Wright joined the Army four years ago through the Health Professions Scholarship Program. After he completes his five years of residency, he will serve at least four years of active duty. Wright was drawn to the military’s medical corps by the opportunity to provide overseas humanitarian aid and the privilege it allows doctors to focus on patient care rather than administrative responsibilities. He found his clinical rotations at the Providence Veterans Affairs Medical Center particularly rewarding.
“For my outpatient time, I got to work at the V.A. geriatrics clinic,” Wright said. “That patient population is really, really unique. All the patients were 85 years old or older, and getting to talk to WW-II veterans — people who had lived in this entirely different era and had so many stories — was really neat. It was incredible to connect with to those people and also contribute to their health care.”
Wright is unsure precisely what his future will hold and what the Army will need, but he is interested in providing specialty care for active-duty Army personnel, their families and veterans.
As the three new officers embarked on their military careers, the University’s eight graduating veterans were recognized for their achievements in higher education after having served their country.
Davin Lewis, who served in the Navy for 12 years as nuclear submarine mechanic, came to Brown through the Resumed Undergraduate Education program. He concentrated in business, entrepreneurship and organizations, and after graduation will begin working at Deloitte as a consultant on the government and public services team.
Beyond the Open Curriculum allowing him to explore topics outside of his concentration and delve into the business of agriculture in an independent study, Lewis credited his concentration classes for honing the critical thinking skills that will be essential for his new career.
“A lot of what goes into being a consultant is having a questioning attitude and having very keen critical thinking skills,” Lewis said. “As a consultant, you could be on a project for only a few months in one organization and then immediately go to a new project for a different organization in a different focus area. Every class I’ve had at Brown has challenged me to use my critical thinking skills a lot.”

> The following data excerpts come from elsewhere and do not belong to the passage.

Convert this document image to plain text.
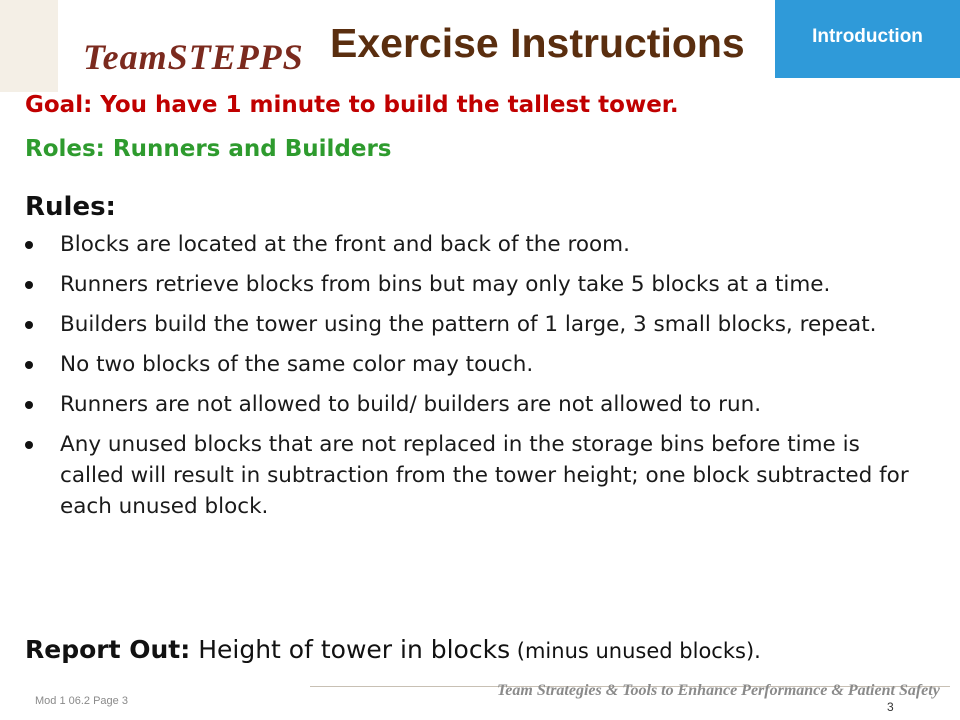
TeamSTEPPS Exercise Instructions	Introduction
Goal: You have 1 minute to build the tallest tower.
Roles: Runners and Builders
Rules:
Blocks are located at the front and back of the room.
Runners retrieve blocks from bins but may only take 5 blocks at a time.
Builders build the tower using the pattern of 1 large, 3 small blocks, repeat.
No two blocks of the same color may touch.
Runners are not allowed to build/ builders are not allowed to run.
Any unused blocks that are not replaced in the storage bins before time is called will result in subtraction from the tower height; one block subtracted for each unused block.
Report Out: Height of tower in blocks (minus unused blocks).
Mod 1 06.2 Page 3
Team Strategies & Tools to Enhance Performance & Patient Safety
3
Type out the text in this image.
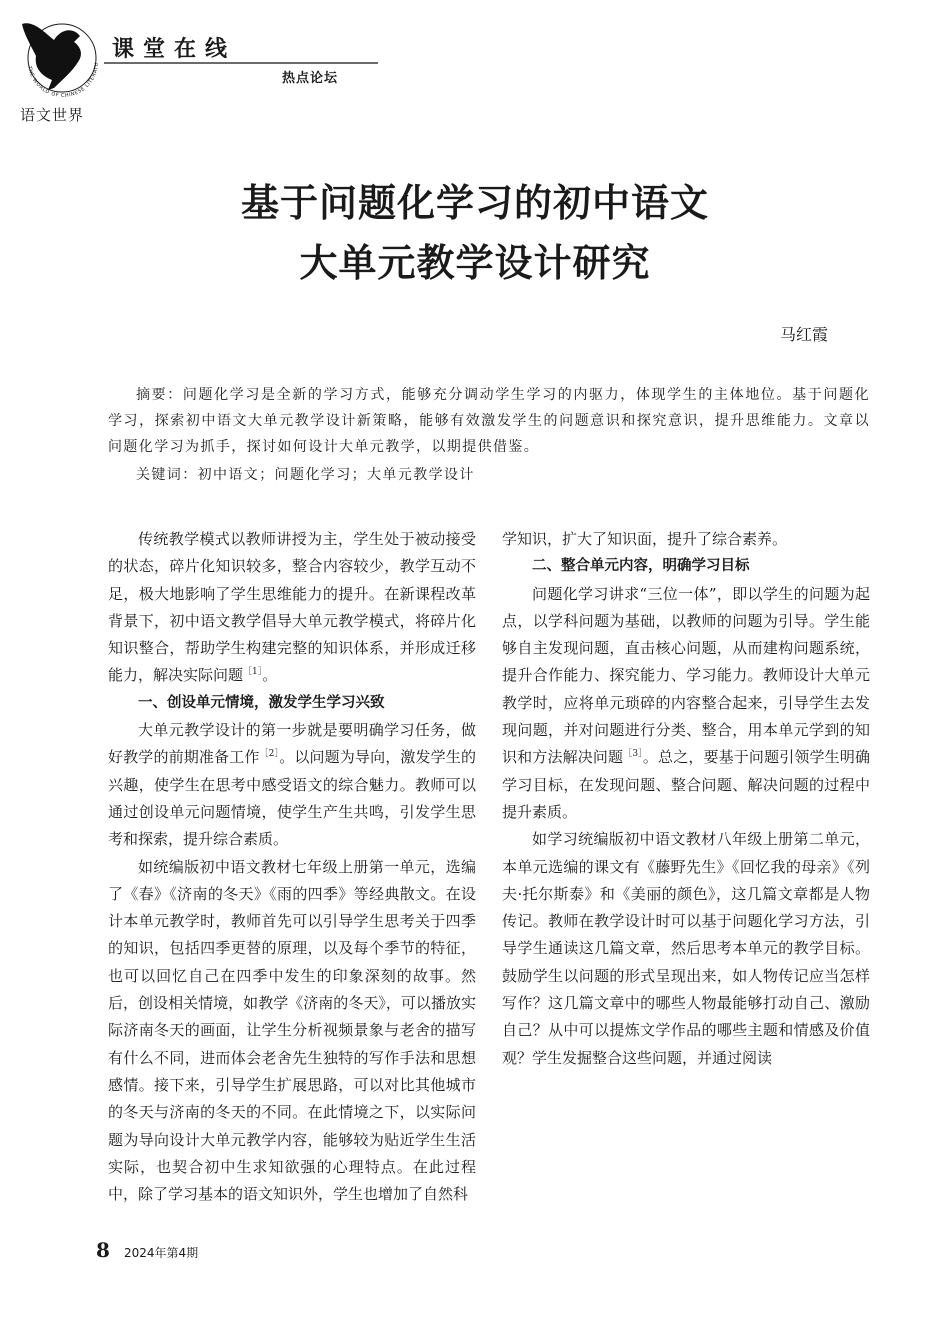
THE WORLD OF CHINESE LITERATU
语文世界
课堂在线
热点论坛
基于问题化学习的初中语文
大单元教学设计研究
马红霞

摘要：问题化学习是全新的学习方式，能够充分调动学生学习的内驱力，体现学生的主体地位。基于问题化学习，探索初中语文大单元教学设计新策略，能够有效激发学生的问题意识和探究意识，提升思维能力。文章以问题化学习为抓手，探讨如何设计大单元教学，以期提供借鉴。

关键词：初中语文；问题化学习；大单元教学设计

传统教学模式以教师讲授为主，学生处于被动接受的状态，碎片化知识较多，整合内容较少，教学互动不足，极大地影响了学生思维能力的提升。在新课程改革背景下，初中语文教学倡导大单元教学模式，将碎片化知识整合，帮助学生构建完整的知识体系，并形成迁移能力，解决实际问题$^{[1]}$。

一、创设单元情境，激发学生学习兴致

大单元教学设计的第一步就是要明确学习任务，做好教学的前期准备工作$^{[2]}$。以问题为导向，激发学生的兴趣，使学生在思考中感受语文的综合魅力。教师可以通过创设单元问题情境，使学生产生共鸣，引发学生思考和探索，提升综合素质。

如统编版初中语文教材七年级上册第一单元，选编了《春》《济南的冬天》《雨的四季》等经典散文。在设计本单元教学时，教师首先可以引导学生思考关于四季的知识，包括四季更替的原理，以及每个季节的特征，也可以回忆自己在四季中发生的印象深刻的故事。然后，创设相关情境，如教学《济南的冬天》，可以播放实际济南冬天的画面，让学生分析视频景象与老舍的描写有什么不同，进而体会老舍先生独特的写作手法和思想感情。接下来，引导学生扩展思路，可以对比其他城市的冬天与济南的冬天的不同。在此情境之下，以实际问题为导向设计大单元教学内容，能够较为贴近学生生活实际，也契合初中生求知欲强的心理特点。在此过程中，除了学习基本的语文知识外，学生也增加了自然科

学知识，扩大了知识面，提升了综合素养。

二、整合单元内容，明确学习目标

问题化学习讲求“三位一体”，即以学生的问题为起点，以学科问题为基础，以教师的问题为引导。学生能够自主发现问题，直击核心问题，从而建构问题系统，提升合作能力、探究能力、学习能力。教师设计大单元教学时，应将单元琐碎的内容整合起来，引导学生去发现问题，并对问题进行分类、整合，用本单元学到的知识和方法解决问题$^{[3]}$。总之，要基于问题引领学生明确学习目标，在发现问题、整合问题、解决问题的过程中提升素质。

如学习统编版初中语文教材八年级上册第二单元，本单元选编的课文有《藤野先生》《回忆我的母亲》《列夫·托尔斯泰》和《美丽的颜色》，这几篇文章都是人物传记。教师在教学设计时可以基于问题化学习方法，引导学生通读这几篇文章，然后思考本单元的教学目标。鼓励学生以问题的形式呈现出来，如人物传记应当怎样写作？这几篇文章中的哪些人物最能够打动自己、激励自己？从中可以提炼文学作品的哪些主题和情感及价值观？学生发掘整合这些问题，并通过阅读

8 2024年第4期
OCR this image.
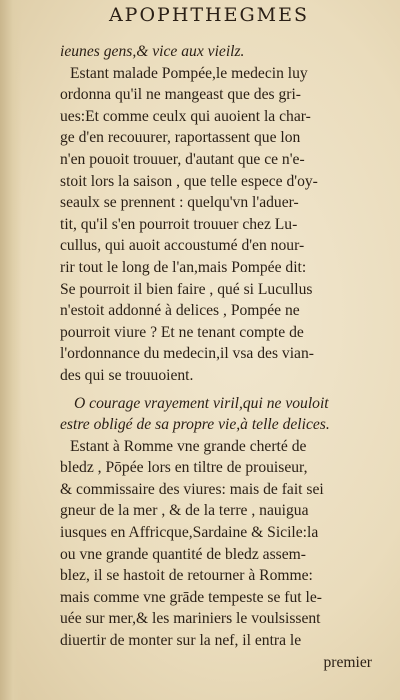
APOPHTHEGMES
ieunes gens,& vice aux vieilz.
Estant malade Pompée,le medecin luy
ordonna qu'il ne mangeast que des gri-
ues:Et comme ceulx qui auoient la char-
ge d'en recouurer, raportassent que lon
n'en pouoit trouuer, d'autant que ce n'e-
stoit lors la saison , que telle espece d'oy-
seaulx se prennent : quelqu'vn l'aduer-
tit, qu'il s'en pourroit trouuer chez Lu-
cullus, qui auoit accoustumé d'en nour-
rir tout le long de l'an,mais Pompée dit:
Se pourroit il bien faire , qué si Lucullus
n'estoit addonné à delices , Pompée ne
pourroit viure ? Et ne tenant compte de
l'ordonnance du medecin,il vsa des vian-
des qui se trouuoient.
O courage vrayement viril,qui ne vouloit
estre obligé de sa propre vie,à telle delices.
Estant à Romme vne grande cherté de
bledz , Pōpée lors en tiltre de prouiseur,
& commissaire des viures: mais de fait sei
gneur de la mer , & de la terre , nauigua
iusques en Affricque,Sardaine & Sicile:la
ou vne grande quantité de bledz assem-
blez, il se hastoit de retourner à Romme:
mais comme vne grāde tempeste se fut le-
uée sur mer,& les mariniers le voulsissent
diuertir de monter sur la nef, il entra le
premier
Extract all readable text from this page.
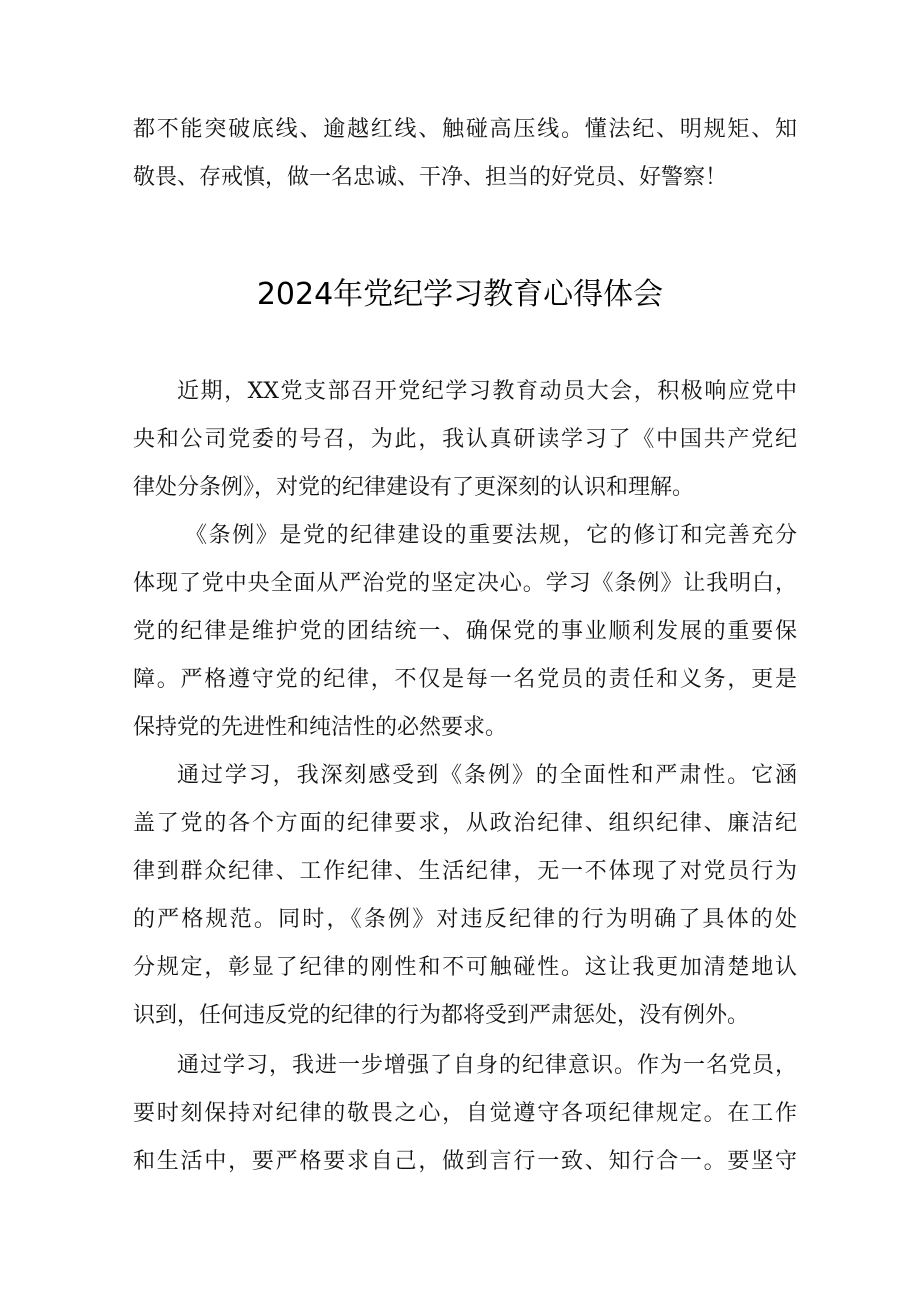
都不能突破底线、逾越红线、触碰高压线。懂法纪、明规矩、知
敬畏、存戒慎，做一名忠诚、干净、担当的好党员、好警察！
2024年党纪学习教育心得体会
近期，XX党支部召开党纪学习教育动员大会，积极响应党中
央和公司党委的号召，为此，我认真研读学习了《中国共产党纪
律处分条例》，对党的纪律建设有了更深刻的认识和理解。
《条例》是党的纪律建设的重要法规，它的修订和完善充分
体现了党中央全面从严治党的坚定决心。学习《条例》让我明白，
党的纪律是维护党的团结统一、确保党的事业顺利发展的重要保
障。严格遵守党的纪律，不仅是每一名党员的责任和义务，更是
保持党的先进性和纯洁性的必然要求。
通过学习，我深刻感受到《条例》的全面性和严肃性。它涵
盖了党的各个方面的纪律要求，从政治纪律、组织纪律、廉洁纪
律到群众纪律、工作纪律、生活纪律，无一不体现了对党员行为
的严格规范。同时，《条例》对违反纪律的行为明确了具体的处
分规定，彰显了纪律的刚性和不可触碰性。这让我更加清楚地认
识到，任何违反党的纪律的行为都将受到严肃惩处，没有例外。
通过学习，我进一步增强了自身的纪律意识。作为一名党员，
要时刻保持对纪律的敬畏之心，自觉遵守各项纪律规定。在工作
和生活中，要严格要求自己，做到言行一致、知行合一。要坚守
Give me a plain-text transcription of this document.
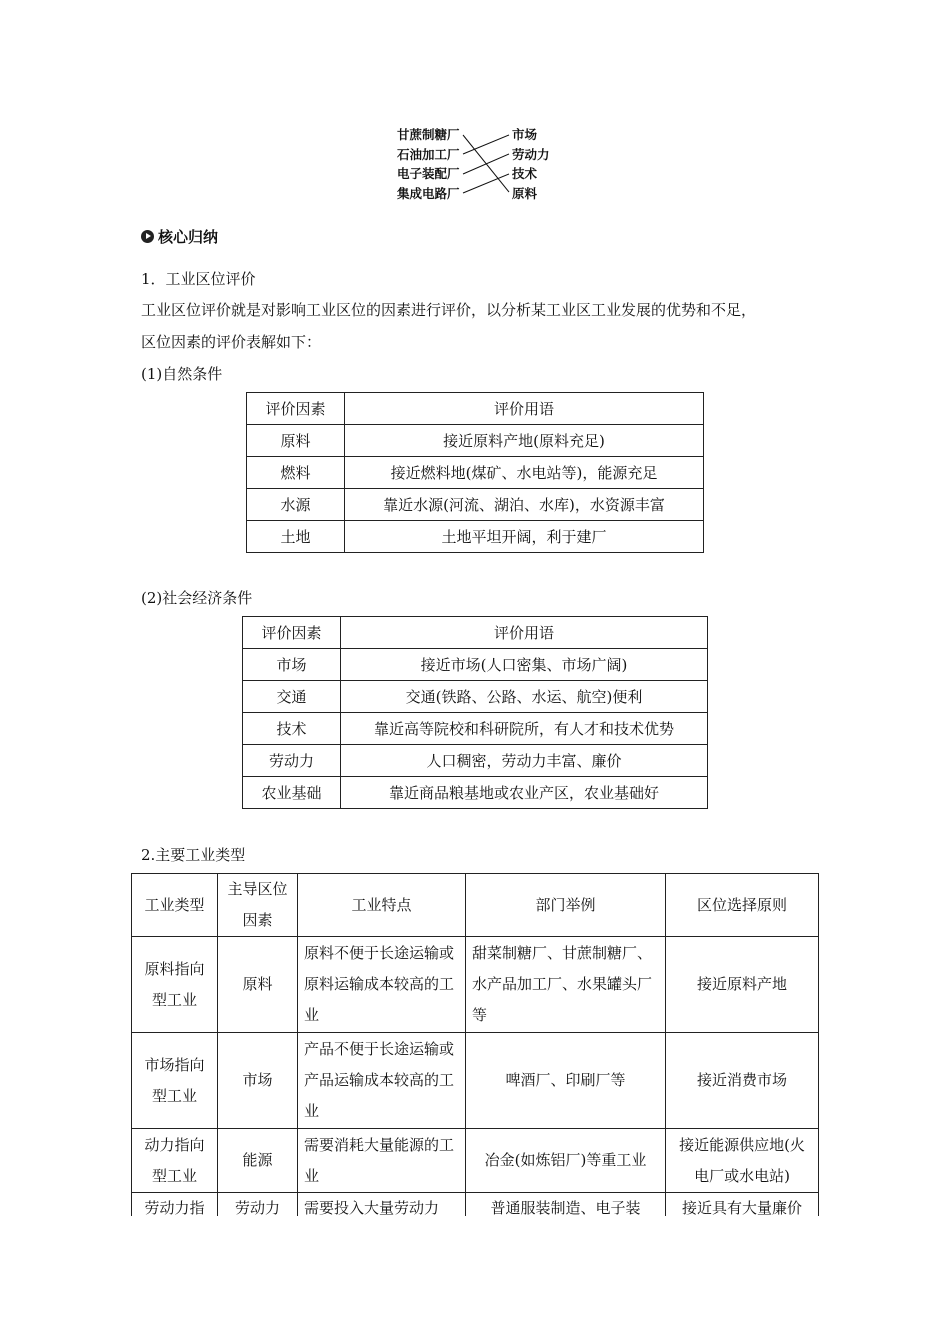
甘蔗制糖厂
石油加工厂
电子装配厂
集成电路厂
市场
劳动力
技术
原料
核心归纳
1．工业区位评价
工业区位评价就是对影响工业区位的因素进行评价，以分析某工业区工业发展的优势和不足，
区位因素的评价表解如下：
(1)自然条件
评价因素	评价用语
原料	接近原料产地(原料充足)
燃料	接近燃料地(煤矿、水电站等)，能源充足
水源	靠近水源(河流、湖泊、水库)，水资源丰富
土地	土地平坦开阔，利于建厂
(2)社会经济条件
评价因素	评价用语
市场	接近市场(人口密集、市场广阔)
交通	交通(铁路、公路、水运、航空)便利
技术	靠近高等院校和科研院所，有人才和技术优势
劳动力	人口稠密，劳动力丰富、廉价
农业基础	靠近商品粮基地或农业产区，农业基础好
2.主要工业类型
工业类型	主导区位因素	工业特点	部门举例	区位选择原则
原料指向型工业	原料	原料不便于长途运输或原料运输成本较高的工业	甜菜制糖厂、甘蔗制糖厂、水产品加工厂、水果罐头厂等	接近原料产地
市场指向型工业	市场	产品不便于长途运输或产品运输成本较高的工业	啤酒厂、印刷厂等	接近消费市场
动力指向型工业	能源	需要消耗大量能源的工业	冶金(如炼铝厂)等重工业	接近能源供应地(火电厂或水电站)
劳动力指	劳动力	需要投入大量劳动力	普通服装制造、电子装	接近具有大量廉价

Lewis represented the veteran students as a speaker during the ceremony, during which he spoke about the impressive and diverse group of student veterans he has had the opportunity to meet while at Brown and the importance of supporting the community of student veterans.
“When you look at the group of student veterans that I’ve interacted with in the three years I’ve been here, it’s really impressive,” Lewis said before the event. “We have everyone from Army Rangers and Green Beret to Air Force firefighters and Navy intelligence analysts. We studied very different things… from political science and health and human biology to international relations and economics. And we participate in a lot of different things outside of class.”
Among the diverse group of veterans with whom Lewis overlapped at Brown, James Fox, who served in the Navy, will also receive a bachelor’s degree on Sunday in business, entrepreneurship and organizations. Alexandrea Pimentel, who served for six years as an intelligence analyst in the Navy, graduated in December at the Midyear Completion Ceremony with a dual concentration in geological sciences and visual art, but returned to Brown on Saturday for the Graduating Veterans Recognition and Commissioning Ceremony.
Seth Higgins (Air Force) and John Kern (Marine Corps) will receive master’s degrees in public affairs on Sunday. Steven Coddington (Army) and Joseph Sinicrope (Marine Corps) will earn executive master’s degrees in science, technology and leadership.